Olympic references are frequent among the Sooners. "I've been talking about Michael [Jordan] a lot, I guess," says Tisdale with a smile. For instance: Forward-center David Johnson does a reverse stuff during a drill. "Michael! Michael!" shout several of his teammates. "Stick your tongue out, D.J.!" Junior Shawn Clark, a 6'2" guard who tied with Tisdale in Tubbs's jumping test—they both touched the backboard 11'9" from the floor-gets Tisdale's highest accolade: "Shawn reminds me of Michael."
And Clark, who came off the bench to score 37 points against Arizona State last season, might not even start. More important to the Sooners' destiny is McCalister, who averaged 16.1 points a game in '83-84 as one of the nation's top freshmen. McCalister was hampered by a stress fracture in his right shin during the final six weeks and has undergone arthroscopic surgery on his left knee twice in the last six months. His status is iffy, but, says one Sooner, "If he can breathe, he'll play."

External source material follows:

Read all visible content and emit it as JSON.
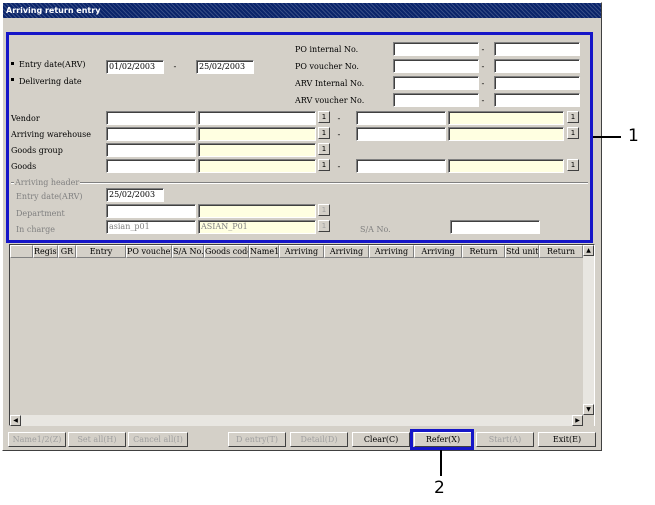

Anthony Bowie, a 6'6" swingman, was perhaps the second-most-coveted junior-college player in the nation after St. John's Walter Berry. "People will get to know him real fast," says Tisdale. Another top all-juco transfer, Linwood Davis, got off to a slow start in practice, but may now be ready to take over at the point in Oklahoma's one-guard offense.
Oklahoma's success will also depend on how much scoring and rebounding help it can get from the 238-pound Johnson, who was slowed during the preseason by two badly sprained ankles, and 6'5" Darryl (Choo) Kennedy. But the presence of Tisdale alone should carry the Sooners through the Big Eight. And where there's a Way-man, there just might be a will to win it all, too.